NEW YORK (TheStreet) -- Shares of Weatherford International (WFT) were declining, lower by 1.39% to $14.16 in midday trading Thursday, as oil prices tumble after the World Bank cut its global economic growth forecast, according to Reuters.
The World Bank expects the global economy to expand 2.8% this year, lower compared to its prior 3% estimate from January.
Brent crude for July delivery was lower by 1.55% to $64.68 a barrel as of 11:15 a.m.

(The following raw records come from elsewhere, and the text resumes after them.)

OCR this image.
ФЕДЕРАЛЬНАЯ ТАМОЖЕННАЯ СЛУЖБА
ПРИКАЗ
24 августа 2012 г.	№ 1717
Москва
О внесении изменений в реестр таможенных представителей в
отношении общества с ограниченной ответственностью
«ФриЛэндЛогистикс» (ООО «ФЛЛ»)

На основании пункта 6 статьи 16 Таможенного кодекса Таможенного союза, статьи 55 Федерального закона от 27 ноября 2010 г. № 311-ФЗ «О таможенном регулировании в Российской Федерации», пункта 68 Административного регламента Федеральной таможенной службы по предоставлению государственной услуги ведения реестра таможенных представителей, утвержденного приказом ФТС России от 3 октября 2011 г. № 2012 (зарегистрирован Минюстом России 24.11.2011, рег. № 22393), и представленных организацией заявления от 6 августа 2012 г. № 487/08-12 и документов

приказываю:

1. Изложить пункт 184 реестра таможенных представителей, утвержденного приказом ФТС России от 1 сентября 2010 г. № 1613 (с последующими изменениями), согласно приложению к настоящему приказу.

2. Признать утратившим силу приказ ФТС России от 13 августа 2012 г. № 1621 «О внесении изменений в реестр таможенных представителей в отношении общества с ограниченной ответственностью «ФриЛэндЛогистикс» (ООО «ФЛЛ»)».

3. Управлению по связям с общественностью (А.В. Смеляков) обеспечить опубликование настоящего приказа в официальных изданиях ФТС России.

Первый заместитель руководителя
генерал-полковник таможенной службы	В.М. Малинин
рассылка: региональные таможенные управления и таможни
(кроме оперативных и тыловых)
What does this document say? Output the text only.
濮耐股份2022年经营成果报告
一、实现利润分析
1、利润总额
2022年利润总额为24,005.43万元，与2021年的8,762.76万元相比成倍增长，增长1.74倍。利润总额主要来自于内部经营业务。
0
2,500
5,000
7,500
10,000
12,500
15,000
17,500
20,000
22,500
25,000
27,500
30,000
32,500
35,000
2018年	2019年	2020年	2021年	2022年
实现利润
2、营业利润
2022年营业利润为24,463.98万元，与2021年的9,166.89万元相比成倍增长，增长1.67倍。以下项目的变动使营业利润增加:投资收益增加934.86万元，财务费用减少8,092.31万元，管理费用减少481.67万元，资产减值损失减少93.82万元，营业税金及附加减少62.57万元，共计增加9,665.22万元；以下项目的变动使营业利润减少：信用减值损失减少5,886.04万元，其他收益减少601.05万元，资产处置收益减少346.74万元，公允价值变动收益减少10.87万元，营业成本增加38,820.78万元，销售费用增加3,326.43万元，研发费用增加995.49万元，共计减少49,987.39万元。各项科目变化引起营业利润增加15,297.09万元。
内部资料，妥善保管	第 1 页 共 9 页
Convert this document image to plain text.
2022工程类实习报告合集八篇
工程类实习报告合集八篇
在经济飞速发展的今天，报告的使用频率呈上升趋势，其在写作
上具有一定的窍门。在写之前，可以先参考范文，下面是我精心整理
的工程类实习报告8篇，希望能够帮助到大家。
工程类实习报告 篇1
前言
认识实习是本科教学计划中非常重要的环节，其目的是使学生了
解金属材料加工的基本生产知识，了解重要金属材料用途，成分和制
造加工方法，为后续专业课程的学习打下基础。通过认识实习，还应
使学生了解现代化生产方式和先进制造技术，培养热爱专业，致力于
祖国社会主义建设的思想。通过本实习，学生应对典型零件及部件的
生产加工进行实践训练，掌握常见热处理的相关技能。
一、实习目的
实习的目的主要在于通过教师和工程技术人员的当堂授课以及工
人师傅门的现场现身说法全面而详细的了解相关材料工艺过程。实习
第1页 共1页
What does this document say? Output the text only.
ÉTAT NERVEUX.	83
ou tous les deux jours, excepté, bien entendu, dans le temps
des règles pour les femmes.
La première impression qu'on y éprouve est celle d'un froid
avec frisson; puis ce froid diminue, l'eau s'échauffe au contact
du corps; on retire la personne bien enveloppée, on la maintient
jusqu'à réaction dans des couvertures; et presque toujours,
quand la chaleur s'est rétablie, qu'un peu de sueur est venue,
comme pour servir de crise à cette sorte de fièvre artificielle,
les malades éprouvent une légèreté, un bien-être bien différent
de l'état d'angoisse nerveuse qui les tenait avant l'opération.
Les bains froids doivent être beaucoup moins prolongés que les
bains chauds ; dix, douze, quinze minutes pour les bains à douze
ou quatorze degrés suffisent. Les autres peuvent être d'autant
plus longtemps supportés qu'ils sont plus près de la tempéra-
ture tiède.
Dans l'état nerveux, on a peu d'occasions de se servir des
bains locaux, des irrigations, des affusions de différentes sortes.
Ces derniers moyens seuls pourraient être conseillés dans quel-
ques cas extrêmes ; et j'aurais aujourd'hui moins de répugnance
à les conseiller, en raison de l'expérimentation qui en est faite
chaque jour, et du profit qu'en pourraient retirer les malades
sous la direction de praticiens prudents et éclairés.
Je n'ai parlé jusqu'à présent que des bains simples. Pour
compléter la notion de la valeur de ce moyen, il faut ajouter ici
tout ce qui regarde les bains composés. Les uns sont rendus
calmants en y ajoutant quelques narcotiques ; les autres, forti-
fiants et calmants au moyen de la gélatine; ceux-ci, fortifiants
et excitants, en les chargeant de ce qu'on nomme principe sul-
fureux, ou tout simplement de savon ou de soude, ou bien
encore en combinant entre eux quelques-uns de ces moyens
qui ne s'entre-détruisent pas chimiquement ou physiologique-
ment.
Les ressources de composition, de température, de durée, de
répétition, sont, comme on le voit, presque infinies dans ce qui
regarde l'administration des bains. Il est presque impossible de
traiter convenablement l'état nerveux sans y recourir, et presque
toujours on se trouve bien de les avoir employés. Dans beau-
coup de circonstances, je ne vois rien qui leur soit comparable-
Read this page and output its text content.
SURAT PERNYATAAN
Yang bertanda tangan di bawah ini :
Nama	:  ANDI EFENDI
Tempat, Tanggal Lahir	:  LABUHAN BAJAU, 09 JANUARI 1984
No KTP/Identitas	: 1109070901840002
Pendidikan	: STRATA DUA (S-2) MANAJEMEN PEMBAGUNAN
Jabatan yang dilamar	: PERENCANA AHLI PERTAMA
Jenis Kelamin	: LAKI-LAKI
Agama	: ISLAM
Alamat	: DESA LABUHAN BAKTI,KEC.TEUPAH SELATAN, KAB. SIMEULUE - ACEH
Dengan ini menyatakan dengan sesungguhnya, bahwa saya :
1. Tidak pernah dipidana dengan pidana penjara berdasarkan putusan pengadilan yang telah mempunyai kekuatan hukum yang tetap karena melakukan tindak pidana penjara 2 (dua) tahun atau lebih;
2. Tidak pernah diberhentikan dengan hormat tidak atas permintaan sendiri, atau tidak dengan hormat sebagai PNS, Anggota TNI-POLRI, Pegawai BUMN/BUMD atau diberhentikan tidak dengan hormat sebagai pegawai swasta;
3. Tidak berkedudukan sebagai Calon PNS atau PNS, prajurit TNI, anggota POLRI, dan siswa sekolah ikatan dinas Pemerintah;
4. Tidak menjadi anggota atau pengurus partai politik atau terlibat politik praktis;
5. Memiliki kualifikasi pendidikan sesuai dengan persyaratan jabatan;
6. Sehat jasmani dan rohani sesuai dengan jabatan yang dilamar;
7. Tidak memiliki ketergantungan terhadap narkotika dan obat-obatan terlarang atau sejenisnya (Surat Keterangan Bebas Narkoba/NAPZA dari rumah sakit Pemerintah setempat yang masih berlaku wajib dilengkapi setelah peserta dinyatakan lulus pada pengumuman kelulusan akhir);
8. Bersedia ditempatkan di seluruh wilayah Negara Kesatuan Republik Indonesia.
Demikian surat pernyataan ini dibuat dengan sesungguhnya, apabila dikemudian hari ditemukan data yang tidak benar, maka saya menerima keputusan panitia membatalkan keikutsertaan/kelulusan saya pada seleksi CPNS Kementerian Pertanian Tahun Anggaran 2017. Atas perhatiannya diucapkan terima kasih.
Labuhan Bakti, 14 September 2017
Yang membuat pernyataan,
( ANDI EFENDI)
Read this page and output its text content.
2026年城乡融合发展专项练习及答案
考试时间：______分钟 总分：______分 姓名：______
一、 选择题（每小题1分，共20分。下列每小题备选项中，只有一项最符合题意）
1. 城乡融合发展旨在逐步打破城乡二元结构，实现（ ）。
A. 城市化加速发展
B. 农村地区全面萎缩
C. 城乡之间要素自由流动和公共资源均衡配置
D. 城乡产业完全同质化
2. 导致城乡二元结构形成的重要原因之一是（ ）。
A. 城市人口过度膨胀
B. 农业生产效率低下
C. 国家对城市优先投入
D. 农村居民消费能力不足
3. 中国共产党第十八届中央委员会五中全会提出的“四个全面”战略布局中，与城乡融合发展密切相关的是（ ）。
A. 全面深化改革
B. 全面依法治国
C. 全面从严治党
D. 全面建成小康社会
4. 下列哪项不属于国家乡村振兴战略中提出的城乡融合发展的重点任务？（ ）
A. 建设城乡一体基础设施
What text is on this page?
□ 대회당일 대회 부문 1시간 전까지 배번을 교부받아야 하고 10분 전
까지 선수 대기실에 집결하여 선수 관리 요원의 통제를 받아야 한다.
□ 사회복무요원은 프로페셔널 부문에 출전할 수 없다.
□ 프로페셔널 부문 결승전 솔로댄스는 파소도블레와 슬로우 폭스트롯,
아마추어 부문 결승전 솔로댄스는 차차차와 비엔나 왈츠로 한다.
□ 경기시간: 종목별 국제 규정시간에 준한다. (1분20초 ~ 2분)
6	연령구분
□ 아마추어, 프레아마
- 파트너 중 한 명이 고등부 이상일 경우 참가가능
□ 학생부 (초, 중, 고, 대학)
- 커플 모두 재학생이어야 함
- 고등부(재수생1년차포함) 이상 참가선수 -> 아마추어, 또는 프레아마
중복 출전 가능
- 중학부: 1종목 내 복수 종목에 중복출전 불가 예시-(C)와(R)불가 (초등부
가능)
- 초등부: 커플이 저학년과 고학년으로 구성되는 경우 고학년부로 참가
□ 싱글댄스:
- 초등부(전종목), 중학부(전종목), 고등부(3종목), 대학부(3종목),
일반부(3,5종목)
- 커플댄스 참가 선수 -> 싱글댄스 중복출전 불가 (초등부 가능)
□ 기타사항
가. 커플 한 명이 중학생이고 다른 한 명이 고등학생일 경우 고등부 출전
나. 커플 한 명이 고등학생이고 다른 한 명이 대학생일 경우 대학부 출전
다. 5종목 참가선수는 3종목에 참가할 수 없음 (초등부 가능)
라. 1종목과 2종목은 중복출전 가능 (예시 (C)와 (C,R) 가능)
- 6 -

ET, while U.S. crude for July delivery was down 1.81% to $60.32 a barrel today.
Yesterday, crude prices rallied following the release of the Energy Information Administration data showing a bigger than expected drop in inventories.
According to the EIA, crude stocks fell by 6.8 million barrels last week, much higher compared to the decline of 1.7 million barrels analysts were expecting.
Crude stocks at the Cushing, Okla. delivery hub dropped by 1.024 million barrels, the EIA reported.
Refineries increased output, while gasoline stocks decreased and distillate inventories increased, Reuters noted.
Geneva-based Weatherford International provides equipment and services used in the drilling, evaluation, completion, production, and intervention of oil and natural gas wells.
Separately, TheStreet Ratings team rates WEATHERFORD INTL PLC as a Hold with a ratings score of C-. TheStreet Ratings Team has this to say about their recommendation:
"We rate WEATHERFORD INTL PLC (WFT) a HOLD. The primary factors that have impacted our rating are mixed, some indicating strength, some showing weaknesses, with little evidence to justify the expectation of either a positive or negative performance for this stock relative to most other stocks. Among the primary strengths of the company is its generally strong cash flow from operations. At the same time, however, we also find weaknesses including deteriorating net income, generally higher debt management risk and disappointing return on equity."